Müttefiklerin şimdi yapacağı şey ise Bolşevik aleyhtarı faaliyetlere destek vermekti. Fakat bu da çok etkili olmamış ve Rusya 1921’de içeride oluşan bütün aleyhtar faaliyetleri bastırmıştır. Böyle olunca müttefikler de Rusya’dan tamamen çekilmişlerdir.
Sovyet Rusya ile Batılıların ilişkileri tam sakinleşti derken Polonya meselesi yüzünden ipler yeniden kopmuştur.

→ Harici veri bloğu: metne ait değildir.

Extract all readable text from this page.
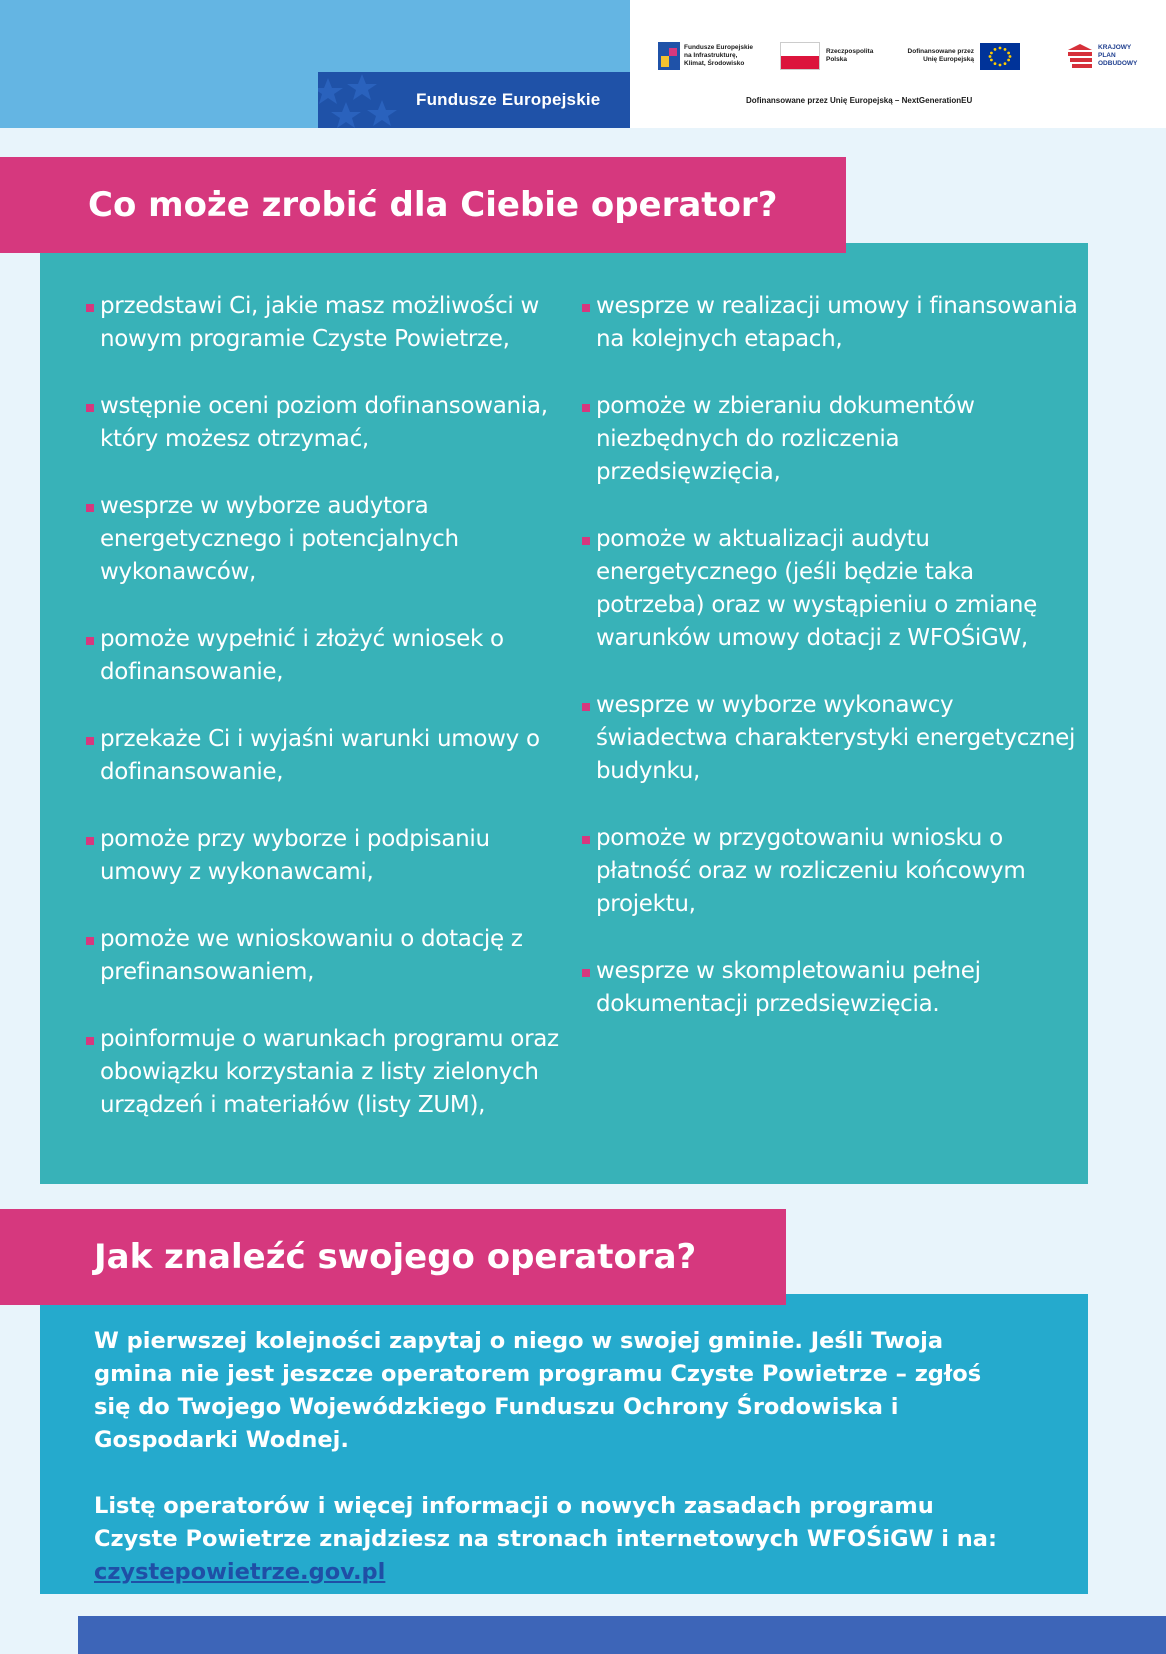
Fundusze Europejskie
Fundusze Europejskie na Infrastrukturę, Klimat, Środowisko
Rzeczpospolita Polska
Dofinansowane przez Unię Europejską
KRAJOWY PLAN ODBUDOWY
Dofinansowane przez Unię Europejską – NextGenerationEU
Co może zrobić dla Ciebie operator?
przedstawi Ci, jakie masz możliwości w nowym programie Czyste Powietrze,
wstępnie oceni poziom dofinansowania, który możesz otrzymać,
wesprze w wyborze audytora energetycznego i potencjalnych wykonawców,
pomoże wypełnić i złożyć wniosek o dofinansowanie,
przekaże Ci i wyjaśni warunki umowy o dofinansowanie,
pomoże przy wyborze i podpisaniu umowy z wykonawcami,
pomoże we wnioskowaniu o dotację z prefinansowaniem,
poinformuje o warunkach programu oraz obowiązku korzystania z listy zielonych urządzeń i materiałów (listy ZUM),
wesprze w realizacji umowy i finansowania na kolejnych etapach,
pomoże w zbieraniu dokumentów niezbędnych do rozliczenia przedsięwzięcia,
pomoże w aktualizacji audytu energetycznego (jeśli będzie taka potrzeba) oraz w wystąpieniu o zmianę warunków umowy dotacji z WFOŚiGW,
wesprze w wyborze wykonawcy świadectwa charakterystyki energetycznej budynku,
pomoże w przygotowaniu wniosku o płatność oraz w rozliczeniu końcowym projektu,
wesprze w skompletowaniu pełnej dokumentacji przedsięwzięcia.
Jak znaleźć swojego operatora?

W pierwszej kolejności zapytaj o niego w swojej gminie. Jeśli Twoja gmina nie jest jeszcze operatorem programu Czyste Powietrze – zgłoś się do Twojego Wojewódzkiego Funduszu Ochrony Środowiska i Gospodarki Wodnej.

Listę operatorów i więcej informacji o nowych zasadach programu Czyste Powietrze znajdziesz na stronach internetowych WFOŚiGW i na: czystepowietrze.gov.pl
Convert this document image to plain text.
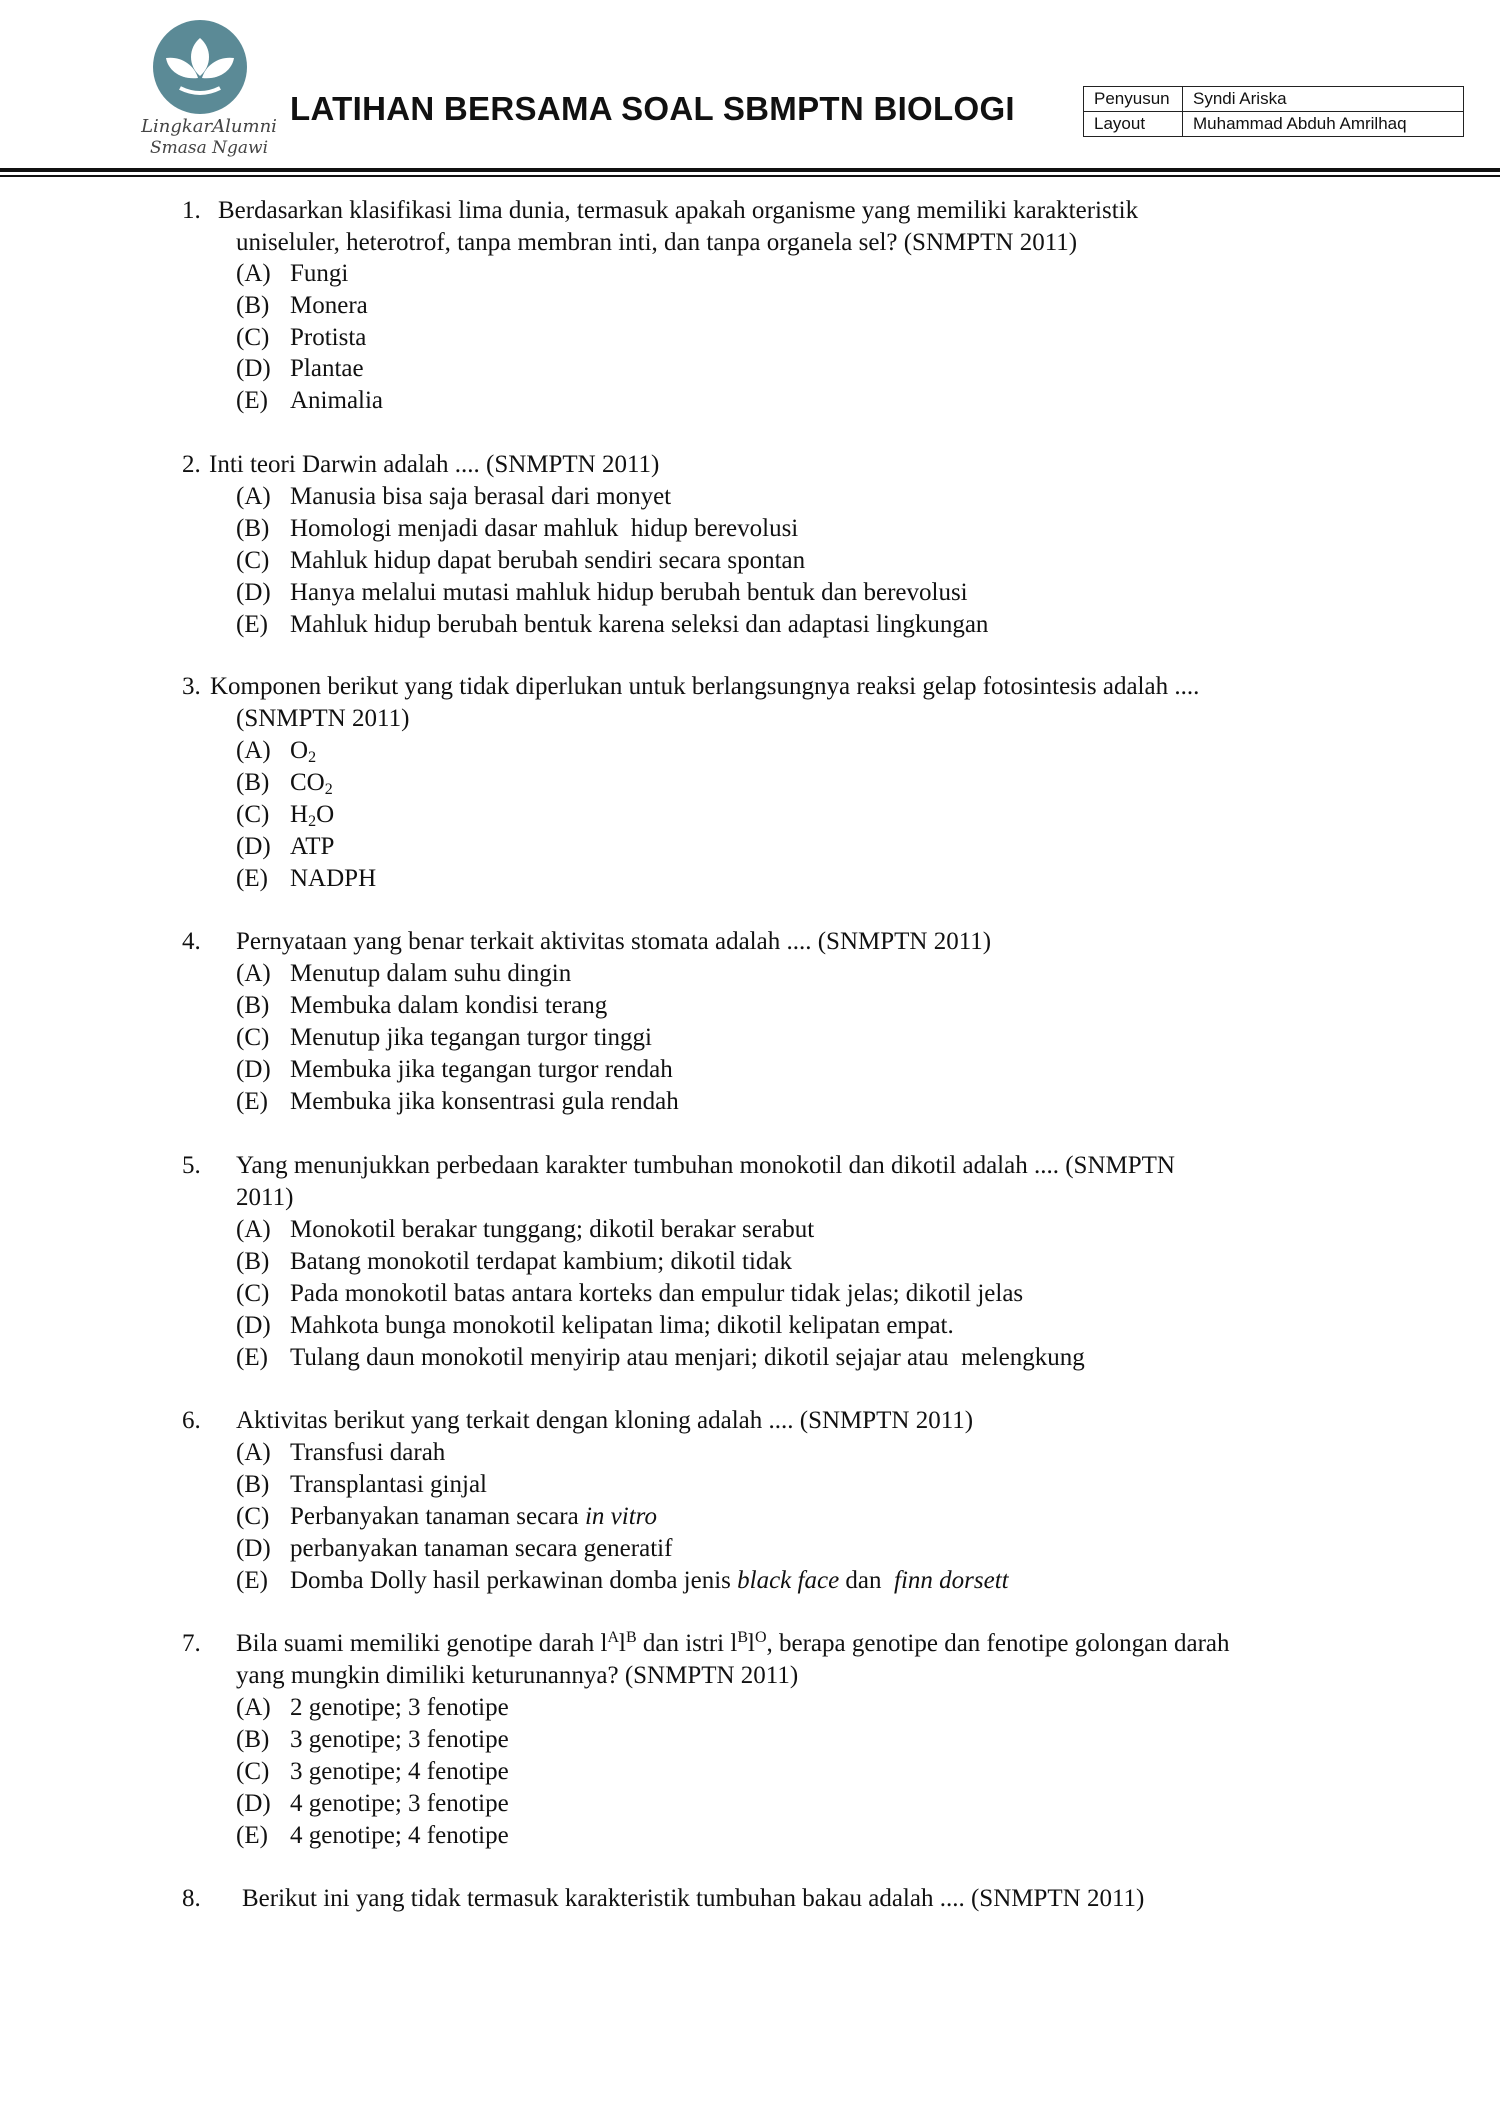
LingkarAlumni
Smasa Ngawi
LATIHAN BERSAMA SOAL SBMPTN BIOLOGI	Penyusun	Syndi Ariska
Layout	Muhammad Abduh Amrilhaq
1. Berdasarkan klasifikasi lima dunia, termasuk apakah organisme yang memiliki karakteristik
uniseluler, heterotrof, tanpa membran inti, dan tanpa organela sel? (SNMPTN 2011)
(A) Fungi
(B) Monera
(C) Protista
(D) Plantae
(E) Animalia
2. Inti teori Darwin adalah .... (SNMPTN 2011)
(A) Manusia bisa saja berasal dari monyet
(B) Homologi menjadi dasar mahluk  hidup berevolusi
(C) Mahluk hidup dapat berubah sendiri secara spontan
(D) Hanya melalui mutasi mahluk hidup berubah bentuk dan berevolusi
(E) Mahluk hidup berubah bentuk karena seleksi dan adaptasi lingkungan
3. Komponen berikut yang tidak diperlukan untuk berlangsungnya reaksi gelap fotosintesis adalah ....
(SNMPTN 2011)
(A) $O_2$
(B) $CO_2$
(C) $H_2O$
(D) ATP
(E) NADPH
4. Pernyataan yang benar terkait aktivitas stomata adalah .... (SNMPTN 2011)
(A) Menutup dalam suhu dingin
(B) Membuka dalam kondisi terang
(C) Menutup jika tegangan turgor tinggi
(D) Membuka jika tegangan turgor rendah
(E) Membuka jika konsentrasi gula rendah
5. Yang menunjukkan perbedaan karakter tumbuhan monokotil dan dikotil adalah .... (SNMPTN
2011)
(A) Monokotil berakar tunggang; dikotil berakar serabut
(B) Batang monokotil terdapat kambium; dikotil tidak
(C) Pada monokotil batas antara korteks dan empulur tidak jelas; dikotil jelas
(D) Mahkota bunga monokotil kelipatan lima; dikotil kelipatan empat.
(E) Tulang daun monokotil menyirip atau menjari; dikotil sejajar atau  melengkung
6. Aktivitas berikut yang terkait dengan kloning adalah .... (SNMPTN 2011)
(A) Transfusi darah
(B) Transplantasi ginjal
(C) Perbanyakan tanaman secara in vitro
(D) perbanyakan tanaman secara generatif
(E) Domba Dolly hasil perkawinan domba jenis black face dan  finn dorsett
7. Bila suami memiliki genotipe darah $l^Al^B$ dan istri $l^Bl^O$, berapa genotipe dan fenotipe golongan darah
yang mungkin dimiliki keturunannya? (SNMPTN 2011)
(A) 2 genotipe; 3 fenotipe
(B) 3 genotipe; 3 fenotipe
(C) 3 genotipe; 4 fenotipe
(D) 4 genotipe; 3 fenotipe
(E) 4 genotipe; 4 fenotipe
8. Berikut ini yang tidak termasuk karakteristik tumbuhan bakau adalah .... (SNMPTN 2011)
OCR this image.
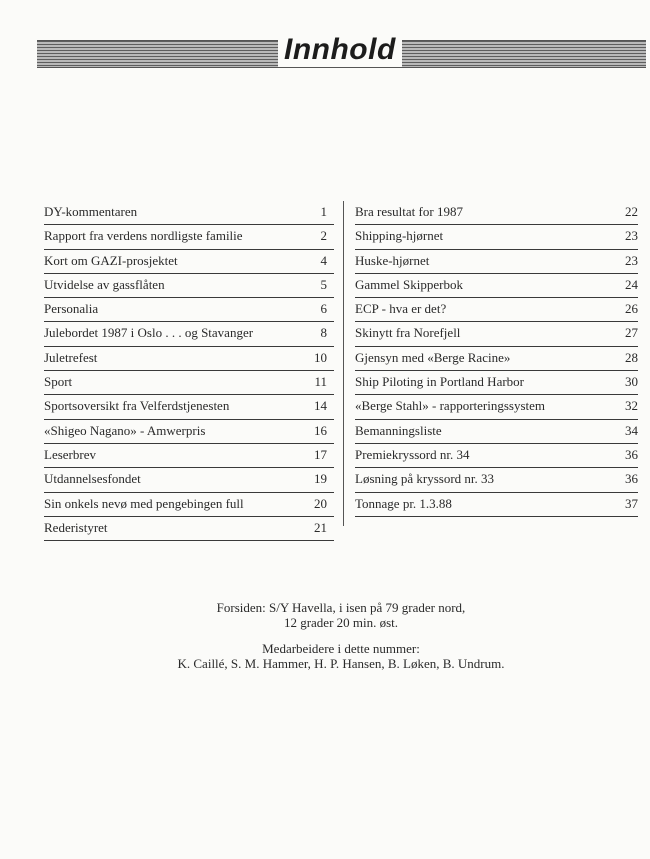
Innhold
DY-kommentaren	1
Rapport fra verdens nordligste familie	2
Kort om GAZI-prosjektet	4
Utvidelse av gassflåten	5
Personalia	6
Julebordet 1987 i Oslo . . . og Stavanger	8
Juletrefest	10
Sport	11
Sportsoversikt fra Velferdstjenesten	14
«Shigeo Nagano» - Amwerpris	16
Leserbrev	17
Utdannelsesfondet	19
Sin onkels nevø med pengebingen full	20
Rederistyret	21
Bra resultat for 1987	22
Shipping-hjørnet	23
Huske-hjørnet	23
Gammel Skipperbok	24
ECP - hva er det?	26
Skinytt fra Norefjell	27
Gjensyn med «Berge Racine»	28
Ship Piloting in Portland Harbor	30
«Berge Stahl» - rapporteringssystem	32
Bemanningsliste	34
Premiekryssord nr. 34	36
Løsning på kryssord nr. 33	36
Tonnage pr. 1.3.88	37
Forsiden: S/Y Havella, i isen på 79 grader nord,
12 grader 20 min. øst.
Medarbeidere i dette nummer:
K. Caillé, S. M. Hammer, H. P. Hansen, B. Løken, B. Undrum.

I. Dünya Savaşı’ndan sonra kurulan Polonya, sınırlarını genişletme düşüncesiyle Ukrayna’ya girmek istedi ise de Rusya’nın buna tepkisi sert oldu. Rus orduları kısa sürede Polonya’nın başkenti Varşova’ya ulaştı. Polonya’nın yardımına İngiltere ve Fransa yetişti ve Ruslar ağır bir yenilgiye uğradı. 19 Mart 1921 Riga Barışı ile Polonya sınırlarını daha da genişletiyordu.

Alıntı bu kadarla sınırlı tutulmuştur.